Le risque caché que peu de gens prennent en compte
Pour Vast, l'accord avec CoreWeave pourrait représenter 20 à 30 % de ses revenus à court terme si l'entreprise étalait 1,17 milliard de dollars sur quatre ans par rapport à une base annuelle de 200 à 250 millions de dollars. C'est mettre beaucoup d'œufs dans le même panier. Si CoreWeave rencontre des retards — pénuries d'énergie, obstacles liés aux permis ou même une croissance client plus lente que prévu — la courbe de revenus de Vast pourrait chuter du jour au lendemain.
CoreWeave jongle avec de nombreux défis qui lui sont propres. L'entreprise dépense des milliards en GPU, achète des startups logicielles comme Marimo pour monter dans la chaîne de valeur et s'étend à l'étranger. Sa levée de dette de 7,5 milliards de dollars en 2025 alimente tout cela, mais c'est de l'argent fixe qui court après une demande variable.

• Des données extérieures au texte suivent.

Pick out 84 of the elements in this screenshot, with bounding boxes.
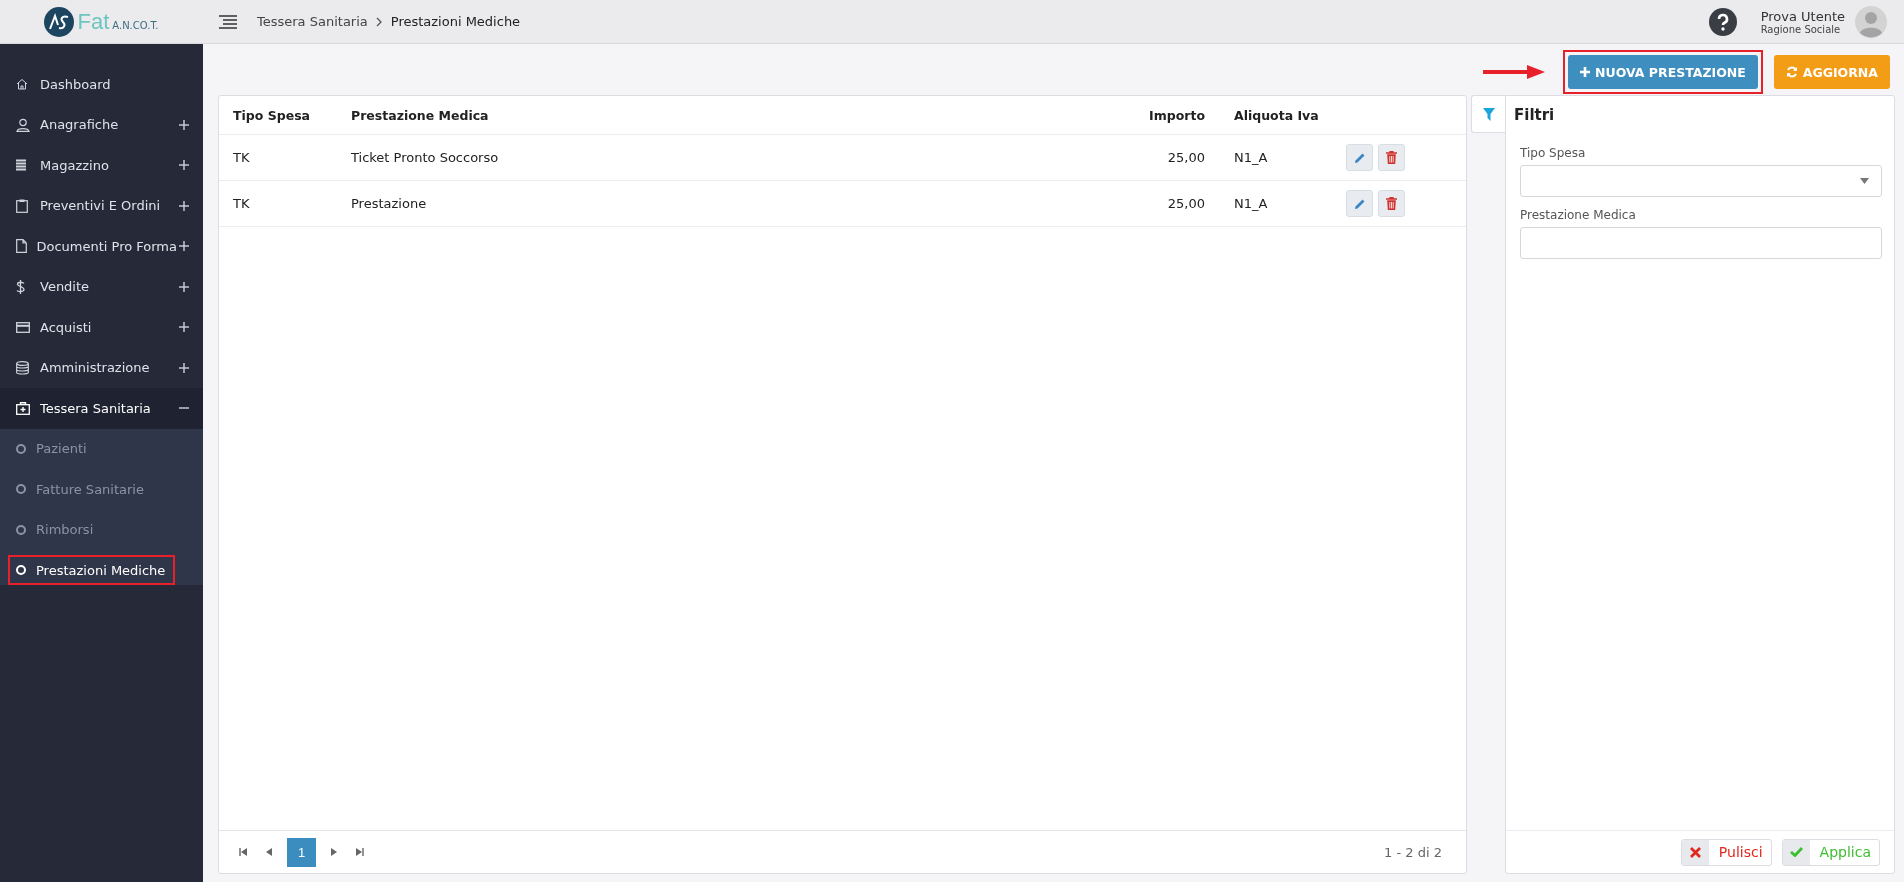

Pendant ce temps, les grands acteurs du cloud — AWS, Azure, Google Cloud — ne restent pas inactifs. Ils déploient leurs propres couches de stockage optimisées pour l'IA, avec des conceptions mono-zone et à faible latence, destinées précisément à ce type de charge de travail. Ces géants peuvent se permettre d'accepter des marges plus minces juste pour gagner des parts de marché, et cet avantage pourrait nuire à CoreWeave au moment de renégocier avec Vast dans quelques années.
Quand le battage médiatique devance le temps
Soyons clairs : rien de tout cela ne signifie que la technologie n'est pas réelle. Le stockage flash unifié résout véritablement des points problématiques pour les charges de travail d'IA. La question plus importante est celle du timing. Les investissements dans les infrastructures sont-ils réalisés plus rapidement que la monétisation réelle de l'IA ne peut le justifier ?

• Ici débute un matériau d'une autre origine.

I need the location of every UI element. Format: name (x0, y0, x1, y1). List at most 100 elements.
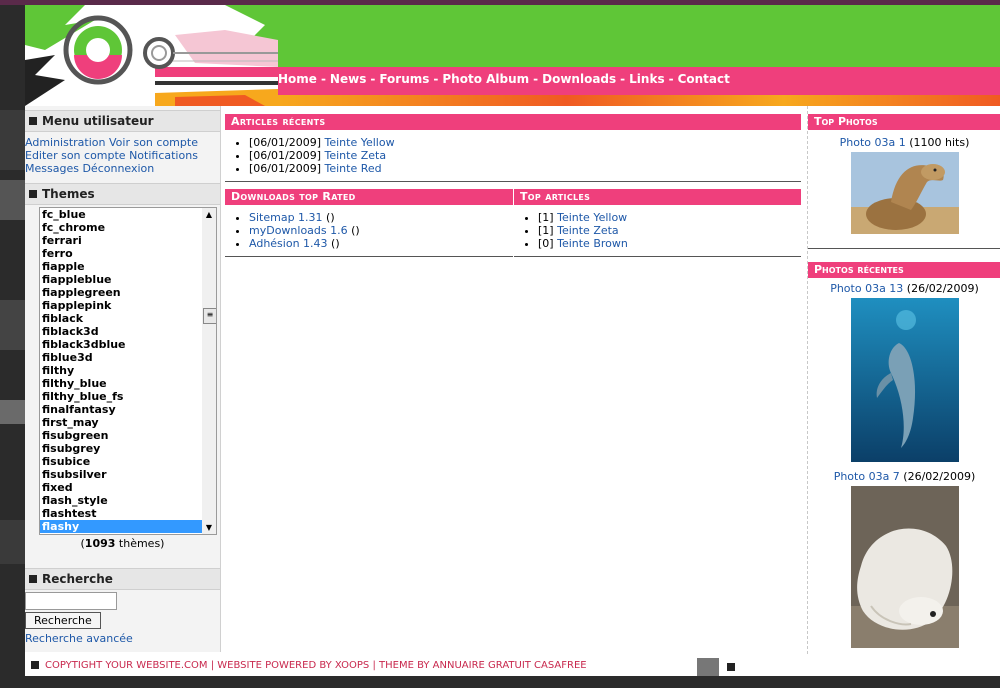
recent-photos-title: Photos récentes (808, 262, 1000, 278)
themes-count-label: thèmes) (115, 537, 165, 550)
photo-meta: (1100 hits) (905, 136, 970, 149)
article-link[interactable]: Teinte Red (324, 162, 381, 175)
photo-link[interactable]: Photo 03a 13 (830, 282, 903, 295)
footer-theme-credit[interactable]: THEME BY ANNUAIRE GRATUIT CASAFREE (379, 660, 587, 671)
nav-separator: - (433, 72, 439, 86)
nav-forums[interactable]: Forums (379, 72, 429, 86)
list-item: [0] Teinte Brown (538, 237, 795, 250)
article-link[interactable]: Teinte Brown (557, 237, 628, 250)
article-link[interactable]: Teinte Zeta (324, 149, 386, 162)
theme-option[interactable]: fiblue3d (40, 351, 202, 364)
top-articles-block: Top articles [1] Teinte Yellow [1] Teint… (514, 189, 801, 257)
nav-home[interactable]: Home (278, 72, 317, 86)
theme-option[interactable]: fc_blue (40, 208, 202, 221)
theme-option[interactable]: filthy_blue (40, 377, 202, 390)
theme-option[interactable]: flashy (40, 520, 202, 533)
theme-option[interactable]: fc_chrome (40, 221, 202, 234)
nav-photo-album[interactable]: Photo Album (442, 72, 529, 86)
theme-option[interactable]: filthy_blue_fs (40, 390, 202, 403)
photo-meta: (26/02/2009) (903, 282, 979, 295)
articles-recents-body: [06/01/2009] Teinte Yellow [06/01/2009] … (225, 130, 801, 182)
photo-caption: Photo 03a 1 (1100 hits) (808, 136, 1000, 149)
photo-caption: Photo 03a 7 (26/02/2009) (808, 470, 1000, 483)
download-rating: () (327, 237, 340, 250)
link-administration[interactable]: Administration (25, 136, 106, 149)
themes-count-number: 1093 (84, 537, 116, 550)
list-item: [1] Teinte Yellow (538, 211, 795, 224)
download-link[interactable]: myDownloads 1.6 (249, 224, 348, 237)
bottom-dark-bar (0, 676, 1000, 688)
theme-option[interactable]: fiapplepink (40, 299, 202, 312)
photo-thumbnail-dolphin[interactable] (850, 298, 959, 462)
photo-link[interactable]: Photo 03a 1 (840, 136, 906, 149)
theme-option[interactable]: fiapplegreen (40, 286, 202, 299)
footer-powered[interactable]: WEBSITE POWERED BY XOOPS (217, 660, 369, 671)
scroll-thumb[interactable]: ≡ (203, 308, 216, 324)
download-link[interactable]: Adhésion 1.43 (249, 237, 328, 250)
scroll-down-arrow-icon[interactable]: ▼ (202, 521, 216, 534)
link-deconnexion[interactable]: Déconnexion (82, 162, 154, 175)
search-input[interactable] (25, 592, 117, 610)
theme-option[interactable]: fisubgrey (40, 442, 202, 455)
themes-listbox[interactable]: fc_blue fc_chrome ferrari ferro fiapple fiapp… (39, 207, 217, 535)
link-editer-compte[interactable]: Editer son compte (25, 149, 126, 162)
article-count: [1] (538, 211, 554, 224)
right-column: Top Photos Photo 03a 1 (1100 hits) Photo… (807, 106, 1000, 657)
theme-option[interactable]: fiapple (40, 260, 202, 273)
theme-option[interactable]: flash_style (40, 494, 202, 507)
top-articles-body: [1] Teinte Yellow [1] Teinte Zeta [0] Te… (514, 205, 801, 257)
theme-option[interactable]: fiblack (40, 312, 202, 325)
nav-separator: - (370, 72, 376, 86)
article-link[interactable]: Teinte Yellow (557, 211, 627, 224)
theme-option[interactable]: fisubsilver (40, 468, 202, 481)
nav-links[interactable]: Links (629, 72, 664, 86)
nav-separator: - (533, 72, 539, 86)
theme-option[interactable]: fisubgreen (40, 429, 202, 442)
scroll-up-arrow-icon[interactable]: ▲ (202, 208, 216, 221)
themes-count: (1093 thèmes) (25, 535, 220, 568)
download-link[interactable]: Sitemap 1.31 (249, 211, 323, 224)
theme-option[interactable]: filthy (40, 364, 202, 377)
nav-separator: - (620, 72, 626, 86)
nav-downloads[interactable]: Downloads (542, 72, 616, 86)
downloads-top-body: Sitemap 1.31 () myDownloads 1.6 () Adhés… (225, 205, 513, 257)
theme-option[interactable]: fiblack3d (40, 325, 202, 338)
link-notifications[interactable]: Notifications (129, 149, 198, 162)
theme-option[interactable]: ferro (40, 247, 202, 260)
themes-scrollbar[interactable]: ▲ ≡ ▼ (202, 208, 216, 534)
search-button[interactable]: Recherche (25, 612, 101, 629)
theme-option[interactable]: finalfantasy (40, 403, 202, 416)
article-link[interactable]: Teinte Zeta (557, 224, 619, 237)
themes-title-text: Themes (42, 187, 95, 201)
link-voir-compte[interactable]: Voir son compte (109, 136, 198, 149)
photo-thumbnail-camel[interactable] (850, 152, 959, 234)
article-link[interactable]: Teinte Yellow (324, 136, 394, 149)
list-item: myDownloads 1.6 () (249, 224, 507, 237)
left-column: Menu utilisateur Administration Voir son… (25, 106, 221, 652)
photo-thumbnail-polar-bear[interactable] (850, 486, 959, 648)
theme-option[interactable]: fiblack3dblue (40, 338, 202, 351)
top-photos-title: Top Photos (808, 114, 1000, 130)
square-bullet-icon (29, 190, 37, 198)
theme-option[interactable]: ferrari (40, 234, 202, 247)
list-item: [06/01/2009] Teinte Yellow (249, 136, 795, 149)
nav-news[interactable]: News (330, 72, 366, 86)
theme-option[interactable]: fixed (40, 481, 202, 494)
site-logo[interactable] (25, 5, 278, 106)
nav-contact[interactable]: Contact (678, 72, 730, 86)
theme-option[interactable]: fisubice (40, 455, 202, 468)
top-articles-title: Top articles (514, 189, 801, 205)
header-orange-stripe (278, 95, 1000, 106)
search-title: Recherche (25, 568, 220, 590)
photo-link[interactable]: Photo 03a 7 (834, 470, 900, 483)
theme-option[interactable]: first_may (40, 416, 202, 429)
main-nav: Home - News - Forums - Photo Album - Downloads - L… (278, 72, 730, 86)
theme-option[interactable]: fiappleblue (40, 273, 202, 286)
advanced-search-link[interactable]: Recherche avancée (25, 632, 220, 645)
link-messages[interactable]: Messages (25, 162, 79, 175)
footer-separator: | (369, 660, 379, 671)
photo-meta: (26/02/2009) (899, 470, 976, 483)
footer-separator: | (207, 660, 218, 671)
theme-option[interactable]: flashtest (40, 507, 202, 520)
article-date: [06/01/2009] (249, 149, 321, 162)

Si les grandes entreprises mettent plus de temps que prévu à déployer ces projets de modèles linguistiques de 100 millions de dollars, nous assisterons à un effet d'entraînement. La surcapacité s'accumule, les fournisseurs sont confrontés à une croissance plus lente et les valorisations commencent à vaciller. Lorsque cela se produit, les entreprises ayant des bases de clients concentrées — celles qui dépendent fortement de quelques contrats seulement — sont généralement les premières à en ressentir les conséquences.
L'argent intelligent pourrait toujours se diriger vers NVIDIA, qui gagne quoi qu'il arrive, ou vers les fabricants de mémoire qui bénéficient du passage généralisé au stockage flash. Les paris les plus risqués ? Les entreprises d'infrastructure privées en phase avancée qui continuent de se valoriser comme si chaque nouveau mégacontrat était garanti. C'est le signal d'alarme classique d'un marché en fin de cycle — quand les accords sont attendus, et non célébrés.
Le partenariat CoreWeave–Vast produira probablement des résultats solides au cours des prochaines années. La question qui persiste n'est pas de savoir si l'avenir de l'IA arrivera — mais ce qui se passera s'il prend juste un peu plus de temps que prévu.